Писательница (Буданцев) - страница 23

Павлушин понимал, что надо оторваться от грозных черных впадин, вперившихся на него из угла, надо следить за часовым, что бесконечно широкое, расплывчатое время в этот миг истончилось и слилось во встречу их взглядов, которые держат его жизнь.

Бородач еле заметно кивнул головой. У Павлушина перехватило сердце, поток времени мгновенно принял в себя вагон, часового, весь театр, на котором должна разыграться сцена спасения.

Бородач слегка подвигался. Он лежал теперь не по диагонали, а перпендикулярно длинной стене, как и Павлушин. Он лежал на спине, смотрел вверх и постепенно выводил свое могучее туловище на середину вагона, как можно ближе к Павлушину. Клинок лежал у Павлушина под локтем и больно вдавился в сустав.

Бородатый полз. Солдат посапывал, мотал головой и все высматривал в щель хоть воробья. Бородатый подполз к Павлушину, повернулся спиной, показывая связанные кисти.

Подавляя сомнения — а не повредит ли вместо помощи этот связанный, Павлушин сунул ему в руки саблю. Тот тяжело плюхнулся на спину.

— А, черт! — пробормотал Павлушин и задохнулся, словно всю грудь туго обмотали бинтом.

Часовой перестал мычать и ворчливо, словно и его заразила досада на неловкость арестантов, спросил:

— Ну, что там еще?

«Только не оборачивайся», — думал Павлушин и, едва справляясь с сиплыми пленками в горле, желая сказать беззаботно, по-свойски весело, произнес тоскливо и встревоженно:

— Друг, отодвинь-ка трошечки дверь, может, кто из знакомых пройдет, из машинистов или из бригады, пусть детям передадут, что я жив.

— Еще чего! — сказал солдат. — Под суд за тебя угодишь, в штаб Духонина. Нынче расправляются не подумавши. У нас в Курской губернии деревню сожгли так…

И вдруг сердито крикнул:

— Какие тут тебе к черту знакомые! Немцы вороне пролетать запрещают!

— Ну, хоть на белый свет взглянуть…

Павлушин уже овладел голосом. Желание видеть белый свет владело и парнем, и павлушинский умильный голос вкрадывался в него через это желание.

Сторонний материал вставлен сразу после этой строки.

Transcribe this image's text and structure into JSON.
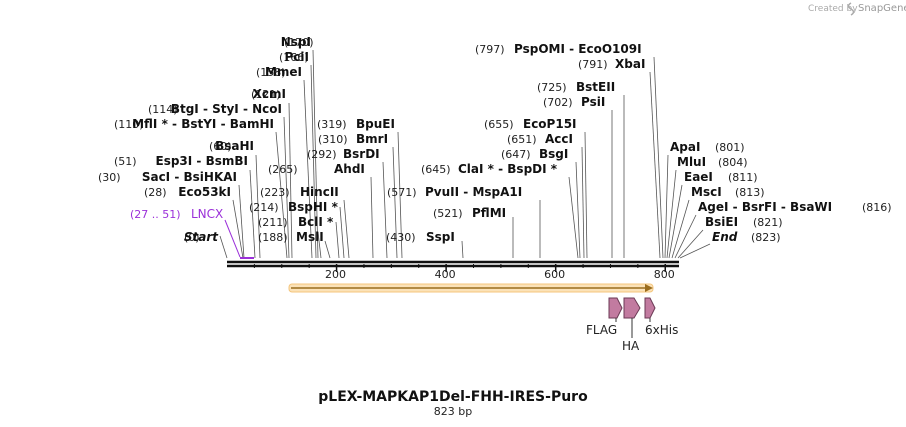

Павлушин смотрел на его круглый, покоившийся на толстоватой шее затылок (и в то же время каким-то образом почти не выпускал из виду неслышную возню соседа, который, согнувшись мостом, перерезал веревки) — и видел, что сейчас творится в этой мужицкой башке. Парня только что мобилизовали, перехватили на полдороге домой; он еще не отдохнул от тягот большой войны с тем самым немцем, который стал теперь начальством, а его втягивали, как ему казалось, в малую бестолковую свалку, где он — так как не добрался до родной деревни — еще не мог определить, на какую сторону встать. Свалка к тому же только начиналась, и не было известно, когда и чем она кончится, — вроде нынешнего караула в теплушке. А там, лишь шаг шагни — сразу за границей города, рельсов, полосы отчуждения, — шел дележ земли и теперь готовились сопротивляться помещикам, что тянутся за немцами, длинным, безликим мирским сопротивлением. Там, в полях, нет за спиной арестованных, на которых неохота глядеть, — их жалко, надоели, — нет золотопогонников, стальных касок, а как их увидишь, рука сама по привычке рвется к спуску. Там царит веселая неразбериха уборки хлеба на чужой, жирной барской земле.